A flight of wooden steps led down to a basement. Shira flicked on the electric light, and here, at last, she found signs of habitation. A clothes washer and dryer stood against one concrete wall, and from rope lines strung overhead hung a couple of men's button-down shirts, undershirts, shorts, and socks. Smith, she'd observed, always wore the same suit, though he varied his shirts. Hanging by their laces were two pairs of athletic shoes: one black, one white.
His laundry, however, didn't interest her. In one corner of the room stood a tall blue box, ostensibly made of wood, though she suspected it was only a surface veneer. The thing hummed and vibrated, faint light glowing through the frosted windows near the top. Shira placed her hands flat against two of the panels, feeling the mechanical throb of an engine within. She tried the door: locked. She tried every pick in her kit with no luck; the door must be dead-locked. Shira consulted her wrist strap, noting with satisfaction the readings that suggested recent time travel. Yes. He was the one. Grinning, she hurried up the steps, switching out the light and shutting the door, then let herself out of the apartment and locked the exterior door as well. At last she was getting somewhere.
(v)
When the workday ended, Shira returned to the apartment. Night had fallen, chilly darkness settling over the mountainous community. She hunched down into her sweater, making a mental note to pick up some warmer clothes: winter here would be snowy and cold. Lights had come on in the other apartments, but Smith's lay in darkness.

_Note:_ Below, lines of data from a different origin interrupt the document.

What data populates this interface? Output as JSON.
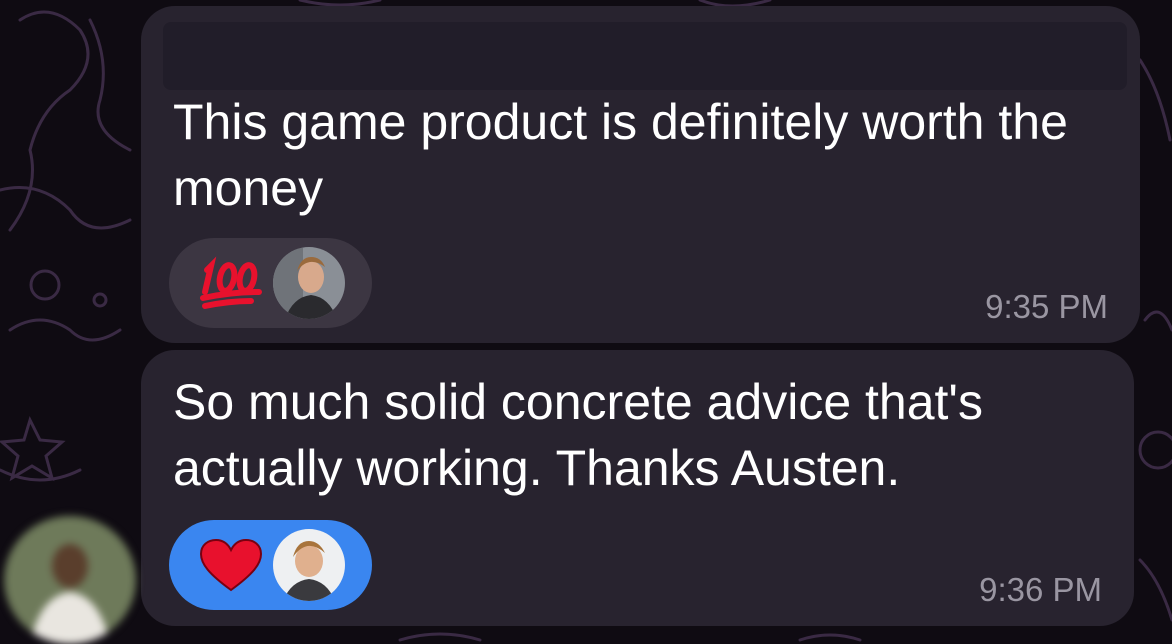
{
  "messages": [
    {
      "text": "This game product is definitely worth the money",
      "reaction": {
        "emoji_name": "hundred-points-icon",
        "avatar": "reactor-avatar"
      },
      "time": "9:35 PM"
    },
    {
      "text": "So much solid concrete advice that's actually working. Thanks Austen.",
      "reaction": {
        "emoji_name": "red-heart-icon",
        "avatar": "reactor-avatar"
      },
      "time": "9:36 PM"
    }
  ],
  "colors": {
    "background": "#0f0b12",
    "bubble": "#28232f",
    "reaction_default": "#3c3642",
    "reaction_selected": "#3a86f0",
    "timestamp": "#9a96a2",
    "hundred_red": "#e8112d"
  }
}
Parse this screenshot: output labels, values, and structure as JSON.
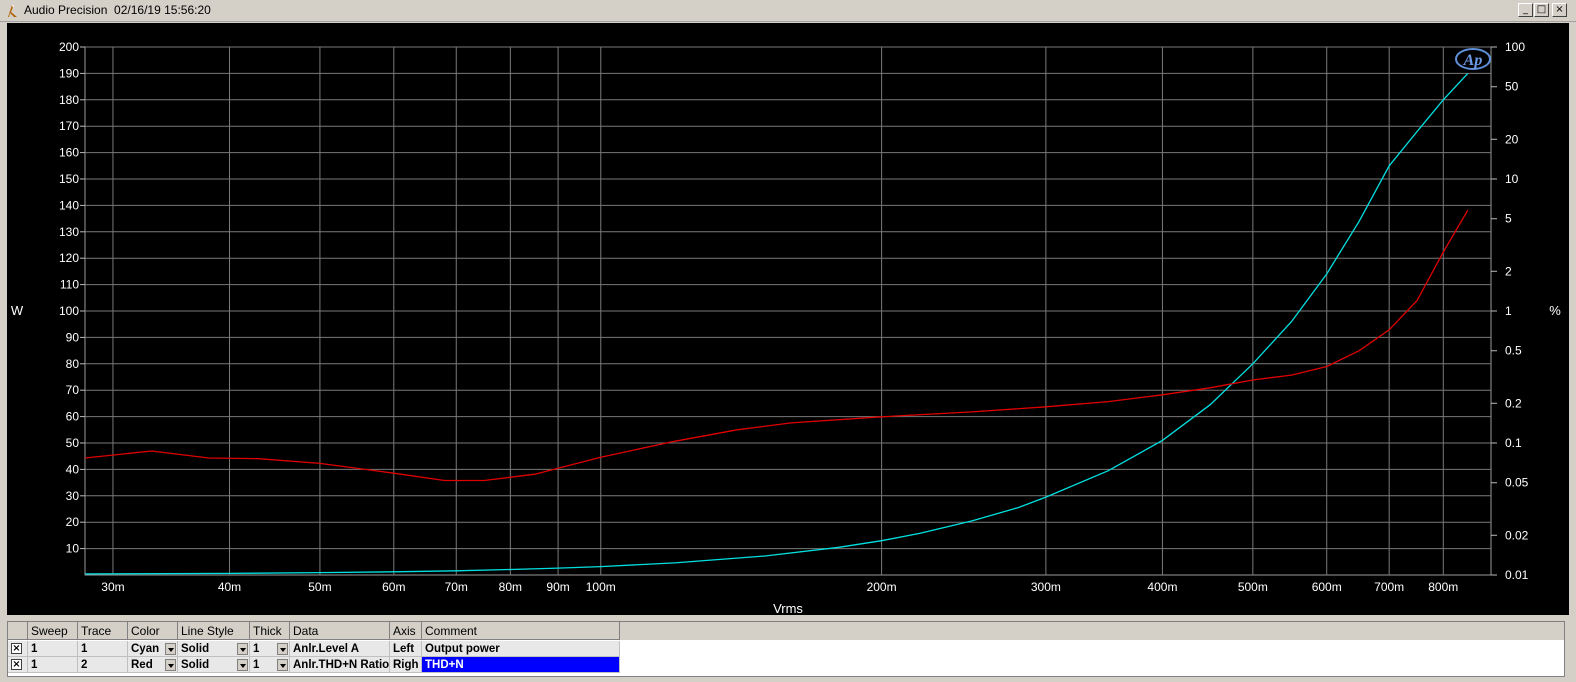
{
  "window": {
    "title": "Audio Precision  02/16/19 15:56:20",
    "minimize_glyph": "_",
    "restore_glyph": "□",
    "close_glyph": "×"
  },
  "logo": {
    "text": "Ap"
  },
  "chart_data": {
    "type": "line",
    "xlabel": "Vrms",
    "ylabel_left": "W",
    "ylabel_right": "%",
    "x_scale": "log",
    "xlim": [
      0.028,
      0.9
    ],
    "ylim_left": [
      0,
      200
    ],
    "ylim_right": [
      0.01,
      100
    ],
    "right_scale": "log",
    "grid": true,
    "x_ticks": [
      {
        "v": 0.03,
        "label": "30m"
      },
      {
        "v": 0.04,
        "label": "40m"
      },
      {
        "v": 0.05,
        "label": "50m"
      },
      {
        "v": 0.06,
        "label": "60m"
      },
      {
        "v": 0.07,
        "label": "70m"
      },
      {
        "v": 0.08,
        "label": "80m"
      },
      {
        "v": 0.09,
        "label": "90m"
      },
      {
        "v": 0.1,
        "label": "100m"
      },
      {
        "v": 0.2,
        "label": "200m"
      },
      {
        "v": 0.3,
        "label": "300m"
      },
      {
        "v": 0.4,
        "label": "400m"
      },
      {
        "v": 0.5,
        "label": "500m"
      },
      {
        "v": 0.6,
        "label": "600m"
      },
      {
        "v": 0.7,
        "label": "700m"
      },
      {
        "v": 0.8,
        "label": "800m"
      }
    ],
    "y_left_ticks": [
      {
        "v": 10,
        "label": "10"
      },
      {
        "v": 20,
        "label": "20"
      },
      {
        "v": 30,
        "label": "30"
      },
      {
        "v": 40,
        "label": "40"
      },
      {
        "v": 50,
        "label": "50"
      },
      {
        "v": 60,
        "label": "60"
      },
      {
        "v": 70,
        "label": "70"
      },
      {
        "v": 80,
        "label": "80"
      },
      {
        "v": 90,
        "label": "90"
      },
      {
        "v": 100,
        "label": "100"
      },
      {
        "v": 110,
        "label": "110"
      },
      {
        "v": 120,
        "label": "120"
      },
      {
        "v": 130,
        "label": "130"
      },
      {
        "v": 140,
        "label": "140"
      },
      {
        "v": 150,
        "label": "150"
      },
      {
        "v": 160,
        "label": "160"
      },
      {
        "v": 170,
        "label": "170"
      },
      {
        "v": 180,
        "label": "180"
      },
      {
        "v": 190,
        "label": "190"
      },
      {
        "v": 200,
        "label": "200"
      }
    ],
    "y_right_ticks": [
      {
        "v": 0.01,
        "label": "0.01"
      },
      {
        "v": 0.02,
        "label": "0.02"
      },
      {
        "v": 0.05,
        "label": "0.05"
      },
      {
        "v": 0.1,
        "label": "0.1"
      },
      {
        "v": 0.2,
        "label": "0.2"
      },
      {
        "v": 0.5,
        "label": "0.5"
      },
      {
        "v": 1,
        "label": "1"
      },
      {
        "v": 2,
        "label": "2"
      },
      {
        "v": 5,
        "label": "5"
      },
      {
        "v": 10,
        "label": "10"
      },
      {
        "v": 20,
        "label": "20"
      },
      {
        "v": 50,
        "label": "50"
      },
      {
        "v": 100,
        "label": "100"
      }
    ],
    "series": [
      {
        "axis": "left",
        "color": "#00e0e0",
        "x": [
          0.028,
          0.04,
          0.05,
          0.06,
          0.07,
          0.08,
          0.09,
          0.1,
          0.12,
          0.15,
          0.18,
          0.2,
          0.22,
          0.25,
          0.28,
          0.3,
          0.35,
          0.4,
          0.45,
          0.5,
          0.55,
          0.6,
          0.65,
          0.7,
          0.75,
          0.8,
          0.85
        ],
        "y": [
          0.4,
          0.6,
          0.9,
          1.2,
          1.6,
          2.1,
          2.6,
          3.2,
          4.6,
          7.2,
          10.5,
          13,
          15.8,
          20.5,
          25.5,
          29.5,
          39.5,
          51,
          64.5,
          80,
          96,
          114,
          134,
          155,
          168,
          180,
          190
        ]
      },
      {
        "axis": "right",
        "color": "#e00000",
        "x": [
          0.028,
          0.033,
          0.038,
          0.043,
          0.05,
          0.06,
          0.068,
          0.075,
          0.085,
          0.1,
          0.12,
          0.14,
          0.16,
          0.2,
          0.25,
          0.3,
          0.35,
          0.4,
          0.45,
          0.5,
          0.55,
          0.6,
          0.65,
          0.7,
          0.75,
          0.8,
          0.85
        ],
        "y": [
          0.077,
          0.087,
          0.077,
          0.076,
          0.07,
          0.059,
          0.052,
          0.052,
          0.058,
          0.078,
          0.103,
          0.126,
          0.142,
          0.158,
          0.172,
          0.188,
          0.206,
          0.232,
          0.262,
          0.3,
          0.327,
          0.38,
          0.5,
          0.72,
          1.2,
          2.8,
          5.8
        ]
      }
    ]
  },
  "trace_table": {
    "headers": [
      "",
      "Sweep",
      "Trace",
      "Color",
      "Line Style",
      "Thick",
      "Data",
      "Axis",
      "Comment"
    ],
    "rows": [
      {
        "checked": "×",
        "sweep": "1",
        "trace": "1",
        "color": "Cyan",
        "line_style": "Solid",
        "thick": "1",
        "data": "Anlr.Level A",
        "axis": "Left",
        "comment": "Output power"
      },
      {
        "checked": "×",
        "sweep": "1",
        "trace": "2",
        "color": "Red",
        "line_style": "Solid",
        "thick": "1",
        "data": "Anlr.THD+N Ratio",
        "axis": "Righ",
        "comment": "THD+N"
      }
    ]
  }
}
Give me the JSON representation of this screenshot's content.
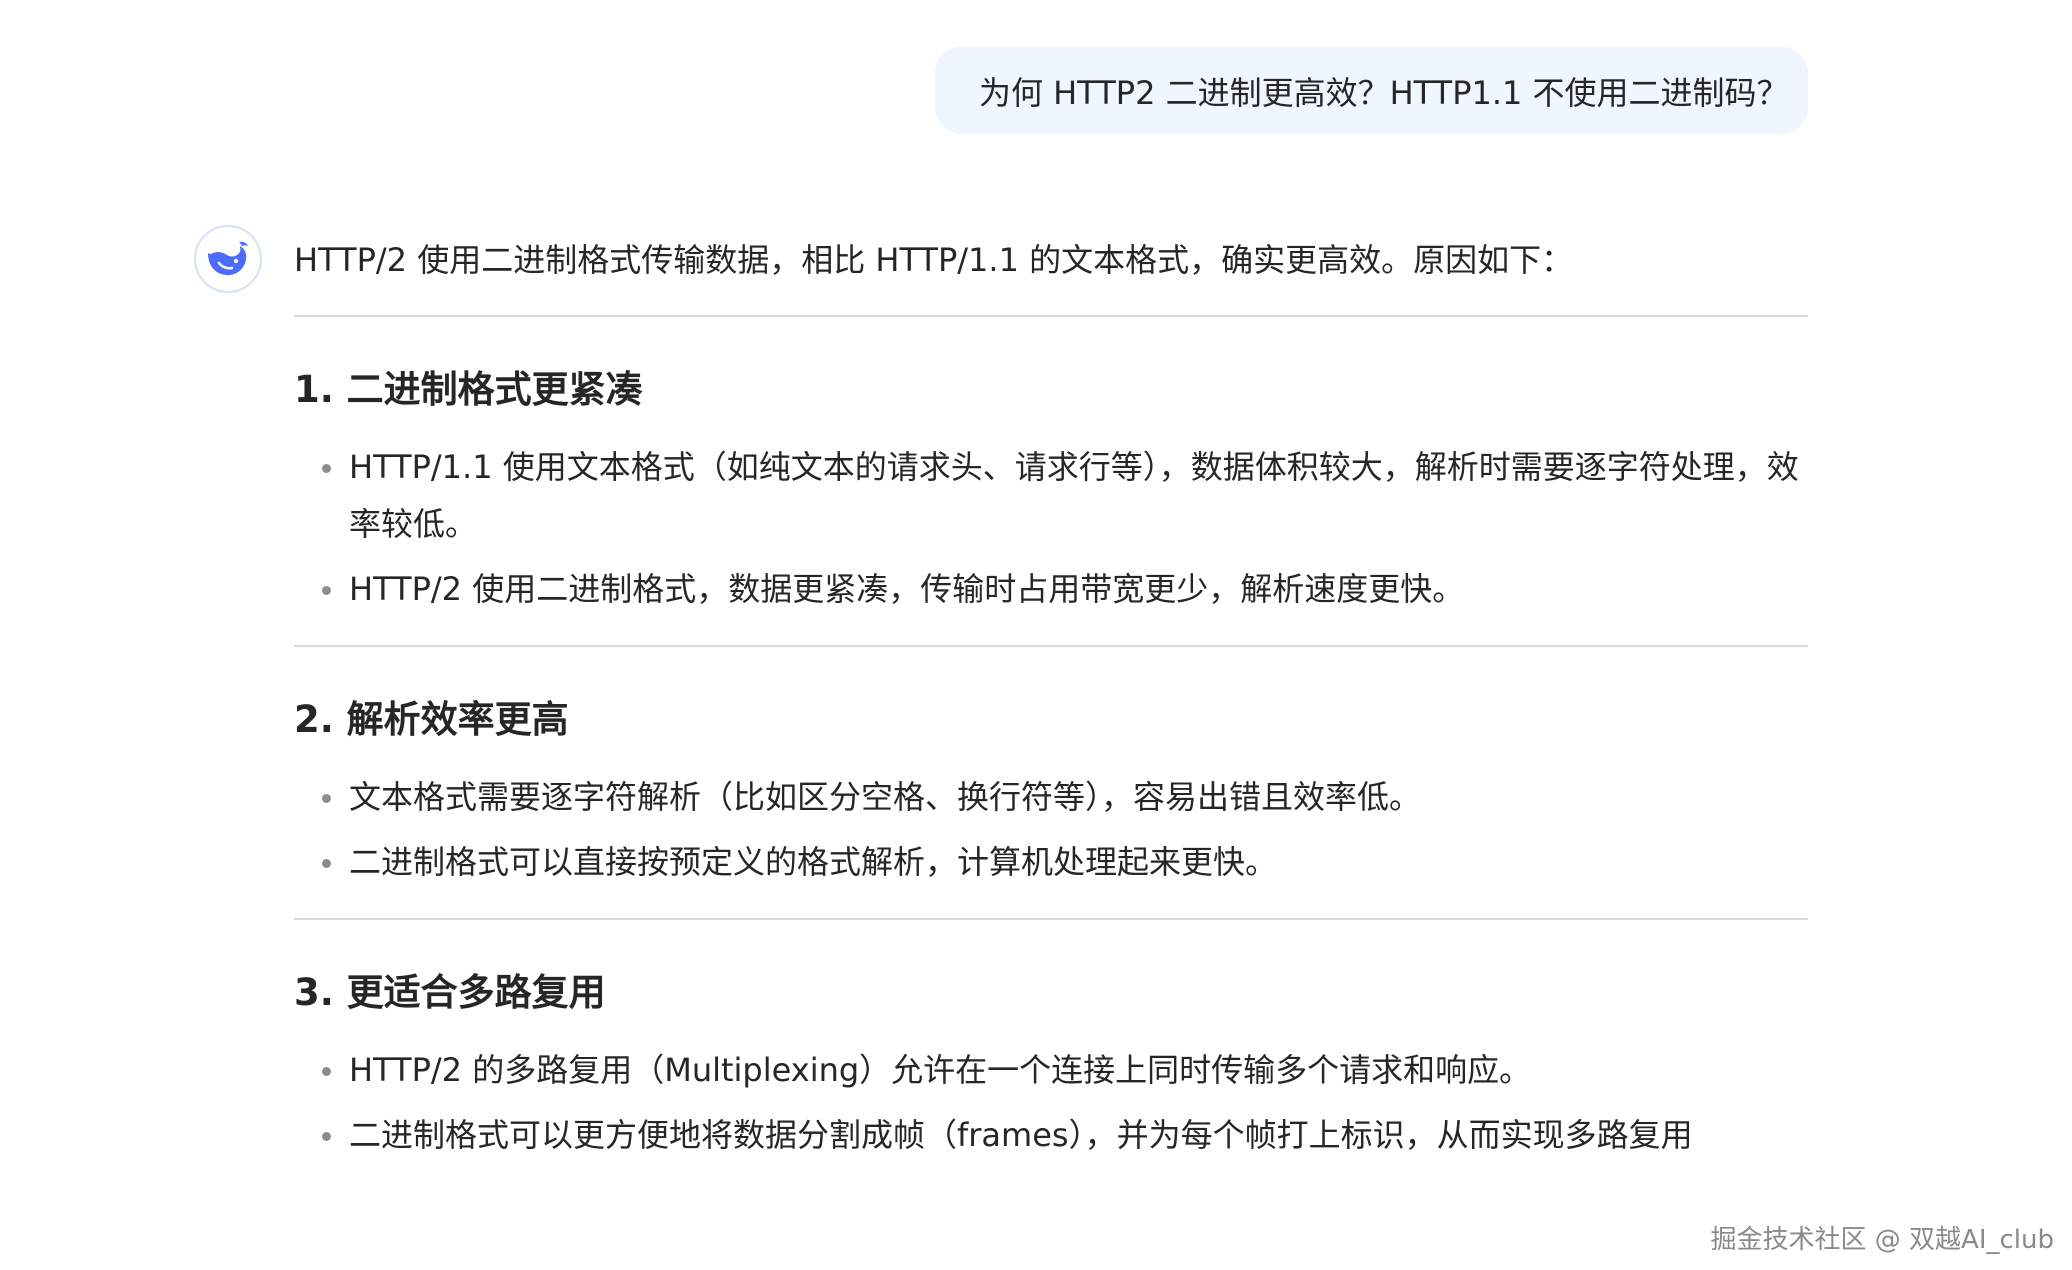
{
  "user_message": "为何 HTTP2 二进制更高效？HTTP1.1 不使用二进制码？",
  "assistant": {
    "avatar_icon": "deepseek-whale-icon",
    "intro": "HTTP/2 使用二进制格式传输数据，相比 HTTP/1.1 的文本格式，确实更高效。原因如下：",
    "sections": [
      {
        "title": "1. 二进制格式更紧凑",
        "bullets": [
          "HTTP/1.1 使用文本格式（如纯文本的请求头、请求行等），数据体积较大，解析时需要逐字符处理，效率较低。",
          "HTTP/2 使用二进制格式，数据更紧凑，传输时占用带宽更少，解析速度更快。"
        ]
      },
      {
        "title": "2. 解析效率更高",
        "bullets": [
          "文本格式需要逐字符解析（比如区分空格、换行符等），容易出错且效率低。",
          "二进制格式可以直接按预定义的格式解析，计算机处理起来更快。"
        ]
      },
      {
        "title": "3. 更适合多路复用",
        "bullets": [
          "HTTP/2 的多路复用（Multiplexing）允许在一个连接上同时传输多个请求和响应。",
          "二进制格式可以更方便地将数据分割成帧（frames），并为每个帧打上标识，从而实现多路复用"
        ]
      }
    ]
  },
  "watermark": "掘金技术社区 @ 双越AI_club",
  "colors": {
    "user_bubble_bg": "#eff6ff",
    "avatar_blue": "#4d6bfe",
    "text": "#262626",
    "bullet_dot": "#8c8c8c",
    "divider": "#d9d9d9"
  }
}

She waited in the living room: if Smith wanted to get to the basement, he'd need to pass through this room. Shira crouched in the shadow behind an armchair, waiting. Her left hand went to the handcuffs on her belt, while in her mind she reviewed her plan of attack.
An hour later, with Shira growing cold, hungry, and impatient, the front door opened. Smith didn't bother with lights, striding toward the kitchen, just as Shira had expected.
She coiled like a spring, then leaped out, colliding with his long body and punching him in the temple, knocking him clear to the floor. A leather satchel hit the carpet beside him; Shira pushed it away. Smith was tall but very thin, and Shira wrestled him onto his back with less effort than she'd expected, straddling him with her legs. Before she lost the element of surprise, she cuffed one of his wrists, grabbed the other arm, and cuffed his hands together.
"Right," she said, unclipping her tiny flashlight and shining the bright yellow beam in his face. He was still stunned from the blow to the head, but he showed more irritation than fear. "There's no point playing games, so why don't you tell me right now: what did you do with the Mouth of Quincunx?"